LOGAN — In the wake of an accident that destroyed the Falcon 1 rocket less than a minute after its inaugural launch, Space Exploration Technologies Corp. (SpaceX) is upgrading the vehicle’s health-monitoring software so company officials can better understand the rocket’s performance as they prepare for a second flight that could occur in November, but is more likely to slip into December.

“November is the plan,” said Elon Musk, chairman and chief executive officer of El Segundo, Calif. -based SpaceX. “Current expectations are that the launch will occur in November … although if I was a betting man, we’d start doing our first test firings in November and launch in December.”

Musk said he expects false-positive indications and aborts to occur in shaking out the system, leading up to the next planned launch.

The next Falcon 1 rocket will carry two NASA test articles: a low-cost Tracking and Data Relay Satellite System transmitter and an autonomous range destruct system package. The Defense Advanced Research Projects Agency (DARPA) is the primary launch customer, Musk said, with the NASA payloads chosen by DARPA.

Recovered rocket debris has helped company officials sort things out, Musk said. The rocket landed on an island reef, coming to rest in pieces not far from the launch pad in about 1.2 meters of water.

“Almost no rocket debris was on the island except the satellite,” Musk said. The small experimental spacecraft called FalconSat-2 was crafted by cadets at the U.S. Air Force Academy. Tossed free of the failed rocket, it slammed through the roof of an unoccupied storage shed on the island, crashing next to the shipping container used to transport it to Kwajalein.

“We initially thought there might have been a [launch] pad processing error,” Musk said. However, later investigation of the failure pointed to a small aluminum nut designed to hold a fuel pipe fitting in place had failed due to stress erosion cracking. That led to a kerosene leak causing the Falcon 1’s main engine to catch fire shortly after liftoff, with the vehicle failing shortly thereafter.

Musk said that the booster’s premier flight “was about the rocket not the satellite.”

The Falcon 1’s maiden blastoff accomplished 30 seconds of powered flight, prior to loss of the launcher.

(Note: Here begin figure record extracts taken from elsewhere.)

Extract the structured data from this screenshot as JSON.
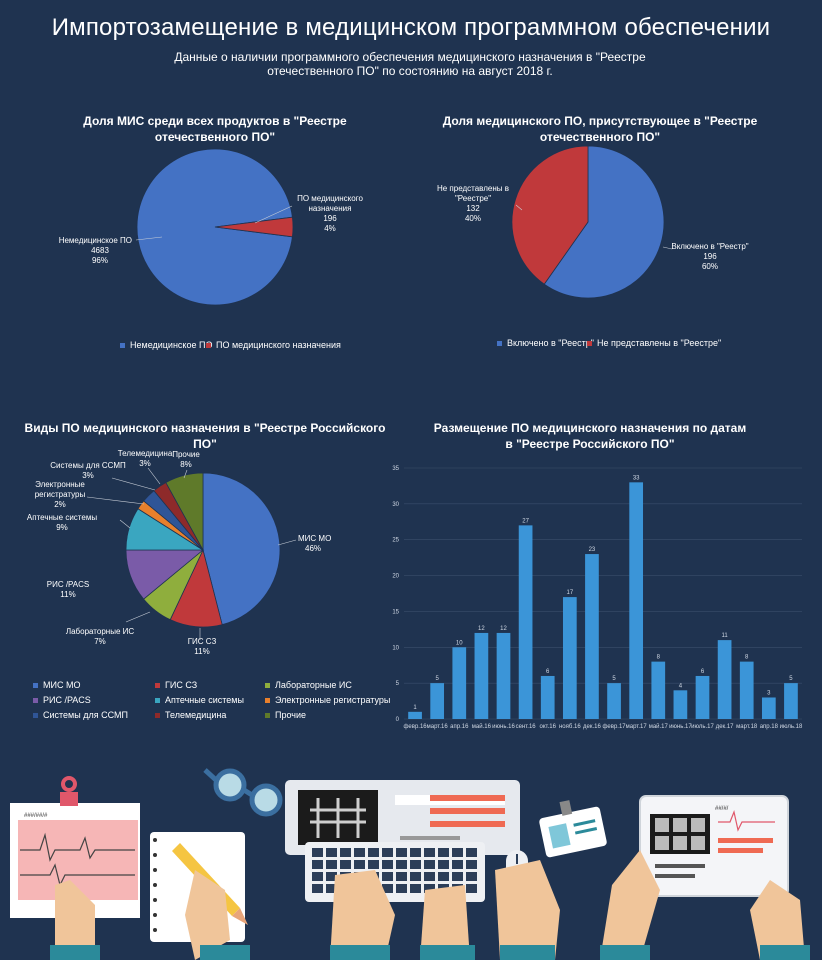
{
  "header": {
    "title": "Импортозамещение в медицинском программном обеспечении",
    "subtitle": "Данные о наличии программного обеспечения медицинского назначения в \"Реестре отечественного ПО\" по состоянию на август 2018 г."
  },
  "chart_data": [
    {
      "type": "pie",
      "title": "Доля МИС среди всех продуктов в \"Реестре отечественного ПО\"",
      "categories": [
        "Немедицинское ПО",
        "ПО медицинского назначения"
      ],
      "values": [
        4683,
        196
      ],
      "percent_labels": [
        "96%",
        "4%"
      ],
      "colors": [
        "#4472c4",
        "#c0393b"
      ],
      "legend": "bottom"
    },
    {
      "type": "pie",
      "title": "Доля медицинского ПО, присутствующее в \"Реестре отечественного ПО\"",
      "categories": [
        "Включено в \"Реестр\"",
        "Не представлены в \"Реестре\""
      ],
      "values": [
        196,
        132
      ],
      "percent_labels": [
        "60%",
        "40%"
      ],
      "colors": [
        "#4472c4",
        "#c0393b"
      ],
      "legend": "bottom"
    },
    {
      "type": "pie",
      "title": "Виды ПО медицинского назначения в \"Реестре Российского ПО\"",
      "categories": [
        "МИС МО",
        "ГИС СЗ",
        "Лабораторные ИС",
        "РИС /PACS",
        "Аптечные системы",
        "Электронные регистратуры",
        "Системы для ССМП",
        "Телемедицина",
        "Прочие"
      ],
      "values": [
        46,
        11,
        7,
        11,
        9,
        2,
        3,
        3,
        8
      ],
      "percent_labels": [
        "46%",
        "11%",
        "7%",
        "11%",
        "9%",
        "2%",
        "3%",
        "3%",
        "8%"
      ],
      "colors": [
        "#4472c4",
        "#c0393b",
        "#8fae3d",
        "#7a5ba8",
        "#3aa6c0",
        "#e8802c",
        "#2f5597",
        "#8e2a2a",
        "#5f7a2a"
      ],
      "legend": "bottom"
    },
    {
      "type": "bar",
      "title": "Размещение ПО медицинского назначения по датам в \"Реестре Российского ПО\"",
      "categories": [
        "февр.16",
        "март.16",
        "апр.16",
        "май.16",
        "июнь.16",
        "сент.16",
        "окт.16",
        "нояб.16",
        "дек.16",
        "февр.17",
        "март.17",
        "май.17",
        "июнь.17",
        "июль.17",
        "дек.17",
        "март.18",
        "апр.18",
        "июль.18"
      ],
      "values": [
        1,
        5,
        10,
        12,
        12,
        27,
        6,
        17,
        23,
        5,
        33,
        8,
        4,
        6,
        11,
        8,
        3,
        5
      ],
      "ylim": [
        0,
        35
      ],
      "yticks": [
        "0",
        "5",
        "10",
        "15",
        "20",
        "25",
        "30",
        "35"
      ],
      "color": "#3b95d8",
      "grid": true
    }
  ],
  "pie1_text": {
    "title_l1": "Доля МИС среди всех продуктов в \"Реестре",
    "title_l2": "отечественного ПО\"",
    "a_name": "Немедицинское ПО",
    "a_val": "4683",
    "a_pct": "96%",
    "b_name1": "ПО медицинского",
    "b_name2": "назначения",
    "b_val": "196",
    "b_pct": "4%",
    "legend_a": "Немедицинское ПО",
    "legend_b": "ПО медицинского назначения"
  },
  "pie2_text": {
    "title_l1": "Доля медицинского ПО, присутствующее в \"Реестре",
    "title_l2": "отечественного ПО\"",
    "a_name": "Включено в \"Реестр\"",
    "a_val": "196",
    "a_pct": "60%",
    "b_name1": "Не представлены в",
    "b_name2": "\"Реестре\"",
    "b_val": "132",
    "b_pct": "40%",
    "legend_a": "Включено в \"Реестр\"",
    "legend_b": "Не представлены в \"Реестре\""
  },
  "pie3_text": {
    "title": "Виды ПО медицинского назначения в \"Реестре Российского ПО\"",
    "labels": {
      "mis": [
        "МИС МО",
        "46%"
      ],
      "gis": [
        "ГИС СЗ",
        "11%"
      ],
      "lab": [
        "Лабораторные ИС",
        "7%"
      ],
      "ris": [
        "РИС /PACS",
        "11%"
      ],
      "apt": [
        "Аптечные системы",
        "9%"
      ],
      "elr": [
        "Электронные",
        "регистратуры",
        "2%"
      ],
      "ssmp": [
        "Системы для ССМП",
        "3%"
      ],
      "tele": [
        "Телемедицина",
        "3%"
      ],
      "other": [
        "Прочие",
        "8%"
      ]
    }
  },
  "bar_text": {
    "title_l1": "Размещение ПО медицинского назначения по датам",
    "title_l2": "в \"Реестре Российского ПО\""
  },
  "illustration": {
    "clipboard_text": "###/##/#",
    "tablet_text": "##/#/"
  }
}
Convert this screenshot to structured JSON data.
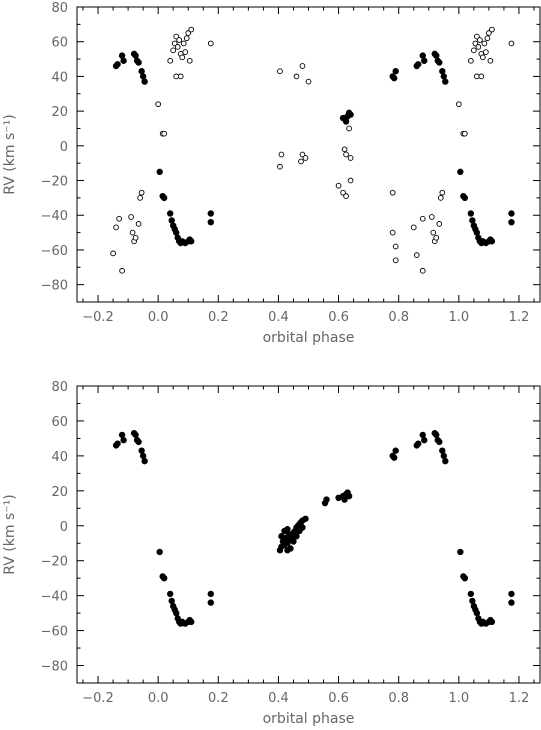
{
  "chart_data": [
    {
      "type": "scatter",
      "title": "",
      "xlabel": "orbital phase",
      "ylabel": "RV (km s⁻¹)",
      "xlim": [
        -0.27,
        1.27
      ],
      "ylim": [
        -90,
        80
      ],
      "xticks": [
        -0.2,
        0.0,
        0.2,
        0.4,
        0.6,
        0.8,
        1.0,
        1.2
      ],
      "xtick_labels": [
        "−0.2",
        "0.0",
        "0.2",
        "0.4",
        "0.6",
        "0.8",
        "1.0",
        "1.2"
      ],
      "yticks": [
        -80,
        -60,
        -40,
        -20,
        0,
        20,
        40,
        60,
        80
      ],
      "ytick_labels": [
        "−80",
        "−60",
        "−40",
        "−20",
        "0",
        "20",
        "40",
        "60",
        "80"
      ],
      "grid": false,
      "series": [
        {
          "marker": "filled-circle",
          "color": "#000000",
          "points": [
            [
              -0.14,
              46
            ],
            [
              -0.135,
              47
            ],
            [
              -0.12,
              52
            ],
            [
              -0.115,
              49
            ],
            [
              -0.08,
              53
            ],
            [
              -0.075,
              52
            ],
            [
              -0.07,
              49
            ],
            [
              -0.065,
              48
            ],
            [
              -0.055,
              43
            ],
            [
              -0.05,
              40
            ],
            [
              -0.045,
              37
            ],
            [
              0.005,
              -15
            ],
            [
              0.015,
              -29
            ],
            [
              0.02,
              -30
            ],
            [
              0.04,
              -39
            ],
            [
              0.045,
              -43
            ],
            [
              0.05,
              -46
            ],
            [
              0.055,
              -48
            ],
            [
              0.06,
              -50
            ],
            [
              0.065,
              -53
            ],
            [
              0.07,
              -55
            ],
            [
              0.075,
              -56
            ],
            [
              0.08,
              -55
            ],
            [
              0.09,
              -56
            ],
            [
              0.1,
              -55
            ],
            [
              0.105,
              -54
            ],
            [
              0.11,
              -55
            ],
            [
              0.175,
              -39
            ],
            [
              0.175,
              -44
            ],
            [
              0.615,
              16
            ],
            [
              0.625,
              14
            ],
            [
              0.63,
              17
            ],
            [
              0.635,
              19
            ],
            [
              0.64,
              18
            ],
            [
              0.78,
              40
            ],
            [
              0.785,
              39
            ],
            [
              0.79,
              43
            ],
            [
              0.86,
              46
            ],
            [
              0.865,
              47
            ],
            [
              0.88,
              52
            ],
            [
              0.885,
              49
            ],
            [
              0.92,
              53
            ],
            [
              0.925,
              52
            ],
            [
              0.93,
              49
            ],
            [
              0.935,
              48
            ],
            [
              0.945,
              43
            ],
            [
              0.95,
              40
            ],
            [
              0.955,
              37
            ],
            [
              1.005,
              -15
            ],
            [
              1.015,
              -29
            ],
            [
              1.02,
              -30
            ],
            [
              1.04,
              -39
            ],
            [
              1.045,
              -43
            ],
            [
              1.05,
              -46
            ],
            [
              1.055,
              -48
            ],
            [
              1.06,
              -50
            ],
            [
              1.065,
              -53
            ],
            [
              1.07,
              -55
            ],
            [
              1.075,
              -56
            ],
            [
              1.08,
              -55
            ],
            [
              1.09,
              -56
            ],
            [
              1.1,
              -55
            ],
            [
              1.105,
              -54
            ],
            [
              1.11,
              -55
            ],
            [
              1.175,
              -39
            ],
            [
              1.175,
              -44
            ]
          ]
        },
        {
          "marker": "open-circle",
          "color": "#000000",
          "points": [
            [
              -0.15,
              -62
            ],
            [
              -0.14,
              -47
            ],
            [
              -0.13,
              -42
            ],
            [
              -0.12,
              -72
            ],
            [
              -0.09,
              -41
            ],
            [
              -0.085,
              -50
            ],
            [
              -0.08,
              -55
            ],
            [
              -0.075,
              -53
            ],
            [
              -0.065,
              -45
            ],
            [
              -0.06,
              -30
            ],
            [
              -0.055,
              -27
            ],
            [
              0.0,
              24
            ],
            [
              0.015,
              7
            ],
            [
              0.02,
              7
            ],
            [
              0.04,
              49
            ],
            [
              0.05,
              55
            ],
            [
              0.055,
              59
            ],
            [
              0.06,
              63
            ],
            [
              0.065,
              57
            ],
            [
              0.07,
              61
            ],
            [
              0.075,
              53
            ],
            [
              0.08,
              51
            ],
            [
              0.085,
              59
            ],
            [
              0.09,
              54
            ],
            [
              0.095,
              62
            ],
            [
              0.1,
              65
            ],
            [
              0.105,
              49
            ],
            [
              0.11,
              67
            ],
            [
              0.175,
              59
            ],
            [
              0.06,
              40
            ],
            [
              0.075,
              40
            ],
            [
              0.405,
              43
            ],
            [
              0.405,
              -12
            ],
            [
              0.41,
              -5
            ],
            [
              0.46,
              40
            ],
            [
              0.475,
              -9
            ],
            [
              0.48,
              46
            ],
            [
              0.48,
              -5
            ],
            [
              0.49,
              -7
            ],
            [
              0.5,
              37
            ],
            [
              0.6,
              -23
            ],
            [
              0.615,
              -27
            ],
            [
              0.625,
              -29
            ],
            [
              0.62,
              -2
            ],
            [
              0.625,
              -5
            ],
            [
              0.635,
              10
            ],
            [
              0.64,
              -7
            ],
            [
              0.64,
              -20
            ],
            [
              0.78,
              -27
            ],
            [
              0.78,
              -50
            ],
            [
              0.79,
              -58
            ],
            [
              0.79,
              -66
            ],
            [
              0.85,
              -47
            ],
            [
              0.86,
              -63
            ],
            [
              0.88,
              -42
            ],
            [
              0.88,
              -72
            ],
            [
              0.91,
              -41
            ],
            [
              0.915,
              -50
            ],
            [
              0.92,
              -55
            ],
            [
              0.925,
              -53
            ],
            [
              0.935,
              -45
            ],
            [
              0.94,
              -30
            ],
            [
              0.945,
              -27
            ],
            [
              1.0,
              24
            ],
            [
              1.015,
              7
            ],
            [
              1.02,
              7
            ],
            [
              1.04,
              49
            ],
            [
              1.05,
              55
            ],
            [
              1.055,
              59
            ],
            [
              1.06,
              63
            ],
            [
              1.065,
              57
            ],
            [
              1.07,
              61
            ],
            [
              1.075,
              53
            ],
            [
              1.08,
              51
            ],
            [
              1.085,
              59
            ],
            [
              1.09,
              54
            ],
            [
              1.095,
              62
            ],
            [
              1.1,
              65
            ],
            [
              1.105,
              49
            ],
            [
              1.11,
              67
            ],
            [
              1.175,
              59
            ],
            [
              1.06,
              40
            ],
            [
              1.075,
              40
            ]
          ]
        }
      ]
    },
    {
      "type": "scatter",
      "title": "",
      "xlabel": "orbital phase",
      "ylabel": "RV (km s⁻¹)",
      "xlim": [
        -0.27,
        1.27
      ],
      "ylim": [
        -90,
        80
      ],
      "xticks": [
        -0.2,
        0.0,
        0.2,
        0.4,
        0.6,
        0.8,
        1.0,
        1.2
      ],
      "xtick_labels": [
        "−0.2",
        "0.0",
        "0.2",
        "0.4",
        "0.6",
        "0.8",
        "1.0",
        "1.2"
      ],
      "yticks": [
        -80,
        -60,
        -40,
        -20,
        0,
        20,
        40,
        60,
        80
      ],
      "ytick_labels": [
        "−80",
        "−60",
        "−40",
        "−20",
        "0",
        "20",
        "40",
        "60",
        "80"
      ],
      "grid": false,
      "series": [
        {
          "marker": "filled-circle",
          "color": "#000000",
          "points": [
            [
              -0.14,
              46
            ],
            [
              -0.135,
              47
            ],
            [
              -0.12,
              52
            ],
            [
              -0.115,
              49
            ],
            [
              -0.08,
              53
            ],
            [
              -0.075,
              52
            ],
            [
              -0.07,
              49
            ],
            [
              -0.065,
              48
            ],
            [
              -0.055,
              43
            ],
            [
              -0.05,
              40
            ],
            [
              -0.045,
              37
            ],
            [
              0.005,
              -15
            ],
            [
              0.015,
              -29
            ],
            [
              0.02,
              -30
            ],
            [
              0.04,
              -39
            ],
            [
              0.045,
              -43
            ],
            [
              0.05,
              -46
            ],
            [
              0.055,
              -48
            ],
            [
              0.06,
              -50
            ],
            [
              0.065,
              -53
            ],
            [
              0.07,
              -55
            ],
            [
              0.075,
              -56
            ],
            [
              0.08,
              -55
            ],
            [
              0.09,
              -56
            ],
            [
              0.1,
              -55
            ],
            [
              0.105,
              -54
            ],
            [
              0.11,
              -55
            ],
            [
              0.175,
              -39
            ],
            [
              0.175,
              -44
            ],
            [
              0.405,
              -14
            ],
            [
              0.41,
              -12
            ],
            [
              0.415,
              -9
            ],
            [
              0.42,
              -11
            ],
            [
              0.425,
              -7
            ],
            [
              0.43,
              -10
            ],
            [
              0.435,
              -5
            ],
            [
              0.44,
              -8
            ],
            [
              0.445,
              -6
            ],
            [
              0.45,
              -4
            ],
            [
              0.455,
              -3
            ],
            [
              0.46,
              -1
            ],
            [
              0.465,
              0
            ],
            [
              0.47,
              1
            ],
            [
              0.475,
              2
            ],
            [
              0.48,
              3
            ],
            [
              0.49,
              4
            ],
            [
              0.42,
              -3
            ],
            [
              0.43,
              -2
            ],
            [
              0.44,
              -13
            ],
            [
              0.45,
              -9
            ],
            [
              0.46,
              -6
            ],
            [
              0.47,
              -3
            ],
            [
              0.48,
              -1
            ],
            [
              0.41,
              -6
            ],
            [
              0.43,
              -14
            ],
            [
              0.555,
              13
            ],
            [
              0.56,
              15
            ],
            [
              0.6,
              16
            ],
            [
              0.615,
              17
            ],
            [
              0.62,
              15
            ],
            [
              0.625,
              18
            ],
            [
              0.63,
              19
            ],
            [
              0.635,
              17
            ],
            [
              0.78,
              40
            ],
            [
              0.785,
              39
            ],
            [
              0.79,
              43
            ],
            [
              0.86,
              46
            ],
            [
              0.865,
              47
            ],
            [
              0.88,
              52
            ],
            [
              0.885,
              49
            ],
            [
              0.92,
              53
            ],
            [
              0.925,
              52
            ],
            [
              0.93,
              49
            ],
            [
              0.935,
              48
            ],
            [
              0.945,
              43
            ],
            [
              0.95,
              40
            ],
            [
              0.955,
              37
            ],
            [
              1.005,
              -15
            ],
            [
              1.015,
              -29
            ],
            [
              1.02,
              -30
            ],
            [
              1.04,
              -39
            ],
            [
              1.045,
              -43
            ],
            [
              1.05,
              -46
            ],
            [
              1.055,
              -48
            ],
            [
              1.06,
              -50
            ],
            [
              1.065,
              -53
            ],
            [
              1.07,
              -55
            ],
            [
              1.075,
              -56
            ],
            [
              1.08,
              -55
            ],
            [
              1.09,
              -56
            ],
            [
              1.1,
              -55
            ],
            [
              1.105,
              -54
            ],
            [
              1.11,
              -55
            ],
            [
              1.175,
              -39
            ],
            [
              1.175,
              -44
            ]
          ]
        }
      ]
    }
  ]
}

While the flight failed before second-stage ignition, Musk said it did successfully showcase the launch pad hold-down system, the rocket’s guidance and navigation equipment, and the booster’s engine and thrust vector control, among other items.

“We have perfect telemetry,” Musk continued, “all the way down to the damn thing hitting the reef.”

Still, there are other aspects of the rocket that will remain unknown until the next flight.

“Without doubt, it would have been much better to have at least gotten to second- stage ignition. That would have proven out the separation,” Musk said.

The company also continues to work on a more powerful rocket, known as the Falcon 9. Musk said the next big event for Falcon 9 is completion of the booster’s large first stage tank, which is expected to be achieved in the next two to three months. The tooling to build the launcher is on track as is a thrust frame for handling the rocket’s cluster of engines, he said.

While it was initially difficult to set up a launch operation on Kwajalein, things have smoothed out, Musk said.

As for overall cost spent to date on Kwajalein, “I shudder to think,” Musk said, noting it is a figure presently somewhere on the order of $10 million. A roughly equal amount has been spent on preparing the planned SpaceX launch site at Vandenberg Air Force Base, Calif .

“Kwajalein is working out well … we’re pretty well dialed in there,” Musk said. As for the firm’s Vandenberg launch site, SpaceX has been advised by the U.S. Air force that they can launch from their own site once they have had a successful flight from somewhere else.

There has been pressure placed on the company’s use of its own pad due to a neighboring Lockheed Martin Atlas 5 launch complex. “Every time they talk to me it gets more valuable … a couple of hundred-million dollars every time we talk. The last I heard was about $600 million dollars … some crazy number,” Musk said.

“We can launch from another launch pad at Vandenberg without having a successful launch somewhere else,” Musk explained. But doing so would entail another round of construction costs, he said, and paying for associated environmental impact studies that are “outrageously difficult.”

Musk said that his personal investment in SpaceX to date is slightly more than a $100 million.

“We’ll go public at some point and I think the evaluation will be good … but no rush to go public or anything. We’ll probably bring in some external funding next year,” Musk said, “but we’ll see … it may not be necessary.”

He said the company is on track to be cash flow positive by the end of the year.